Goli Otok

Goli Otok

 

Goli Otok significa in croato “Isola nuda” ed è stato un carcere fino al 1988. Il viaggio fotografico di Fiorella Iacono si svolge dentro un luogo ormai sfigurato dal tempo e documenta il rapporto di sopravvivenza traumatica e reciproca che intercorre tra la memoria e le rovine: capannoni distrutti, edifici dismessi, interni devastati. Ogni scatto coincide però con l’istante di un’esperienza vissuta al tempo presente e attiva un cortocircuito pienamente artistico tra la geometria buia di grate o spigoli; e l’esplodere della luce, che a sua volta gioca con l’assoluto di un Azzurro di pura matrice simbolista. Oscillando dal polo documentario di una terribile esperienza di contenzione (tanto più straniante perché il suo contenitore è una magnifica isola del “tranquillo” mare Adriatico) a quello tutto conoscitivo di una spazialità severamente segnata dal trascorrere implacabile di un tempo disumanizzato, la ricerca di Fiorella Iacono si tende a ricostruire e assieme a restituire lo sguardo di chi era costretto a vivere e a soffrire dietro quei muri circoscritti, di là da quelle porte che rimandano a soglie infernali. Il punto di vista dell’artista-fotografa si muove così tra la prospettiva ampia, spesso volumetrica, degli edifici calati nell’idillico – ma mai rassicurante – paesaggio insulare; e la minuzia di dettagli che allo sguardo passeggero del visitatore sembrerebbero minori o poco significativi e che invece, grazie alla calibratissima costruzione di ogni fotogramma, danno conto della pietà e della crudezza insite nella vita carceraria: una porta, un muro con alcune scritte, i graffiti di un tempo perduto, due finestre vicine, ferrose e attraversate dalla luce cangiante del mare.
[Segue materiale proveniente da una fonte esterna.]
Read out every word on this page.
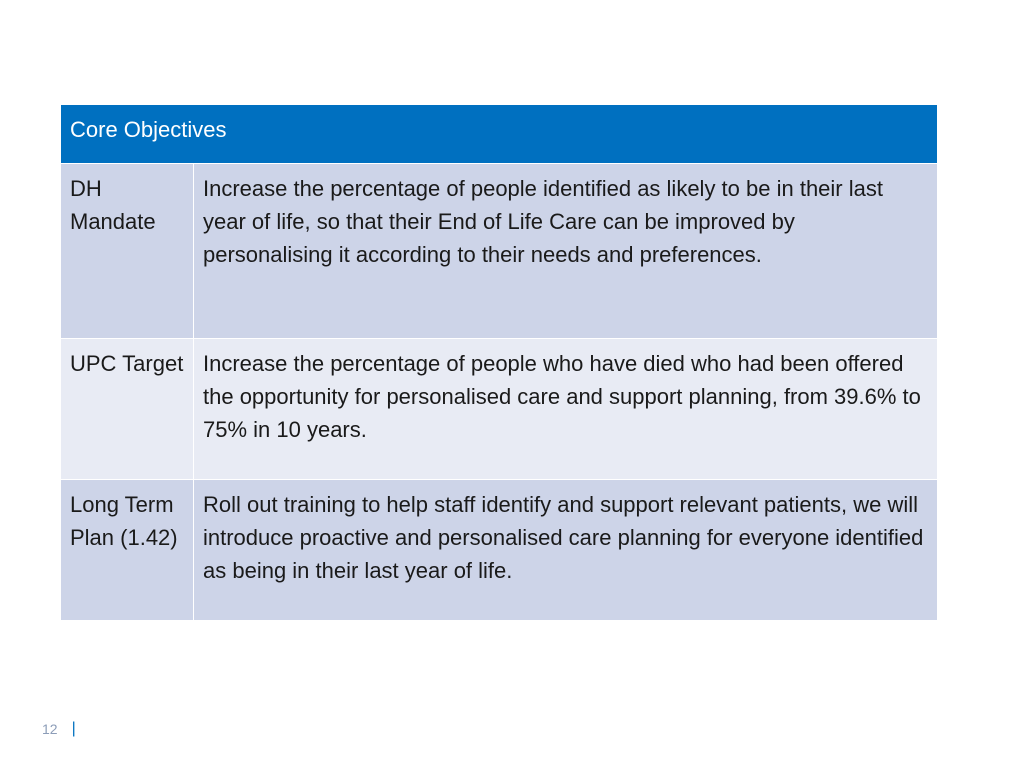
Core Objectives	
DH Mandate	Increase the percentage of people identified as likely to be in their last year of life, so that their End of Life Care can be improved by personalising it according to their needs and preferences.
UPC Target	Increase the percentage of people who have died who had been offered the opportunity for personalised care and support planning, from 39.6% to 75% in 10 years.
Long Term Plan (1.42)	Roll out training to help staff identify and support relevant patients, we will introduce proactive and personalised care planning for everyone identified as being in their last year of life.
12 |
L’intenzione dominante di chi ha abitato nei decenni l’”isola nuda” è stata quella di fuggire, godendo il blu profondissimo del mare come possibile via di scampo. Nessuno c’è mai riuscito: molti morirono e i loro nomi sono stati rimossi, cancellati. Sono rimasti gli oggetti, gli spazi, le ferite di cui Fiorella Iacono ci dà conto in questo suo intensissimo percorso, vòlto prima di tutto a testimoniare lo sguardo di quei prigionieri (riunito all’empatia del nostro che vuole ricordare) protesi a varcare quel perimetro di morte.